FLASHNEWS:

JS Securities Limited – JS Research (August 05, 2022)

Karachi, August 05, 2022 (PPI-OT): Divergent views on Policy Rate starting to emerge

Pak Rupee is undergoing unprecedented volatility as macro headwinds and political noise rendered Jul-22 to be the worst month for PKR (-14%) since May 1972; followed by a chunky DoD appreciation of 4.2% (PKR9.65) seen on 3rd August.

Recovery in PKR, softening int’l oil prices and slowdown in select demand indicators have started creating divergence in policy rate expectations for MPS on 22nd Aug. Participants are also taking a cue from moves in PKRV to firm up their expectations.

We conducted a brief survey of money managers to gauge where the consensus was leaning between above factors and need to address CPI pressure which is expected to hover over 20% YoY for next few months. Our survey reveals 63% participants expect a hike between 50-200bp. More interestingly however 37% respondents now feel that SBP will opt for status quo.

We maintain our view of 150 bp hike. We believe need to address negative real rates will outweigh recent nascent positives.

Unprecedented volatility in Pak Rupee

Pak Rupee witnessed an unprecedented nosedive devaluing 14% during July-2022 (highest drop since May-1972) and 32% in the past one year. In addition to bleak macroeconomic indicators, it is understood that weaker sentiments due to political noise also had a part to play in this devaluation.

This was followed by a sharp rebound where PKR has recovered 5.4% in last two days, where it appreciated 4.2% (+PKR9.65 DoD) in one day alone, marking the largest DoD appreciation since Aug-1999. The revival in confidence so far has also been reflected in the equity markets (up 3.1%) and international bond markets (Dec-2022 bond YTM down by 21 ppt to 30%) in the last two days.

Beginning to create divergent views on policy rate

The nascent recovery in PKR and other macro and political developments have started creating divergence in policy rate expectations for MPS on 22nd August.

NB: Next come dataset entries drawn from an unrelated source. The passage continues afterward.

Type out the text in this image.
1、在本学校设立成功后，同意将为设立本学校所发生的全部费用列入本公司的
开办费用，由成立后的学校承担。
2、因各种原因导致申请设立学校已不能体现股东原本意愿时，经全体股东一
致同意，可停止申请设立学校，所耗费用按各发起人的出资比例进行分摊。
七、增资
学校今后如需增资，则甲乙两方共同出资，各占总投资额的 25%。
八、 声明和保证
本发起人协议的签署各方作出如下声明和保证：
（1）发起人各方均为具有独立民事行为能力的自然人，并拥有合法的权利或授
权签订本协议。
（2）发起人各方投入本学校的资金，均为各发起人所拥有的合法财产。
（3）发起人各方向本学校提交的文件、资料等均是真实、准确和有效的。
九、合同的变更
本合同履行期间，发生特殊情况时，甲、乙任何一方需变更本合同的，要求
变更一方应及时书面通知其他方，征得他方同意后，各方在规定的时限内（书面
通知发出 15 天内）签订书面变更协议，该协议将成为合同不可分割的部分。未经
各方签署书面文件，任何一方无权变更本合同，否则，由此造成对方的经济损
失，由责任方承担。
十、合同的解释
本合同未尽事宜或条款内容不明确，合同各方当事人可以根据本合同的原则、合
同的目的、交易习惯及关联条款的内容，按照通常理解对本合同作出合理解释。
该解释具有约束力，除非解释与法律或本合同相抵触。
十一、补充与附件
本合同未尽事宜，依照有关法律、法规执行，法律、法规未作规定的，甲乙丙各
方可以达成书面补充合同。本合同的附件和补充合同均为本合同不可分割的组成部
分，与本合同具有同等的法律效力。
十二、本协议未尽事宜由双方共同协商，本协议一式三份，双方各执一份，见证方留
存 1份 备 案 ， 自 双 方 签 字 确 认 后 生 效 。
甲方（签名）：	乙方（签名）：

Participants are also taking a cue from moves in PKRV to firm up their expectations. This is in contrast to the widespread view of further hikes being inevitable till a few weeks ago.

To gauge the quantum of changed expectations, we conducted a brief survey of money managers to assess where the consensus was leaning between above mentioned factors and need to address CPI pressure, as CPI is expected to hover over 20% YoY for next few months. Our survey reveals 63% participants expect a hike between 50-200bp. More interestingly however 37% respondents now feel that SBP will opt for status quo.

What are the two camps basing their views on?

Respondents expecting Status quo: In addition to PKR appreciation, institutions with view of status quo in Policy Rate base it on (1) impact of to-date monetary tightening which has begun to slowdown economic activity, proxy being lower cement, autos and OMC sales, (2) declining trend in oil prices and (3) 47% MoM decline in Jul-22 trade deficit. The respondents believe that these reasons will likely lead the Monetary Policy Committee (MPC) to adopt a wait and watch approach.

Respondents expecting further Monetary tightening: On the other hand, investors expecting continuation in monetary tightening are of the view that a consistent trend in PKR appreciation, lower current account deficit and lower economic activity might be needed by the MPC before it can be concluded that the increase in Policy Rate so far is sufficient for the heated economy to cool.

Moreover, common concerns that emerged were (1) the sustainability of a US$2.6bn trade deficit as it includes a certain impact of pre-buying of oil in the earlier months and (2) persisting higher CPI readings expectations for the next 10 – 12 months.

Another factor that was repeatedly mentioned was that July economic data contains a number of one-offs (Eid holidays, heavy monsoon rains and pre-buying ahead of budget in June) and hence data points of the next few months would have to be dissected to accurately gauge the impact of the increase in interest rates from 7% to 15% (cumulative 800bp).

We reiterate our view of 150bp hike

We maintain our view of 150 bp hike taking the Policy Rate to 16.5%. We believe need to address negative real rates will outweigh recent nascent positives. Given our expectations of CPI reading continuing to clock in above 20% (assuming oil prices of US$97/bbl) for most of the current fiscal year, we believe that the same will continue to weigh on policy rate decisions, till international commodity prices and domestic food inflation show a sustained declining trend.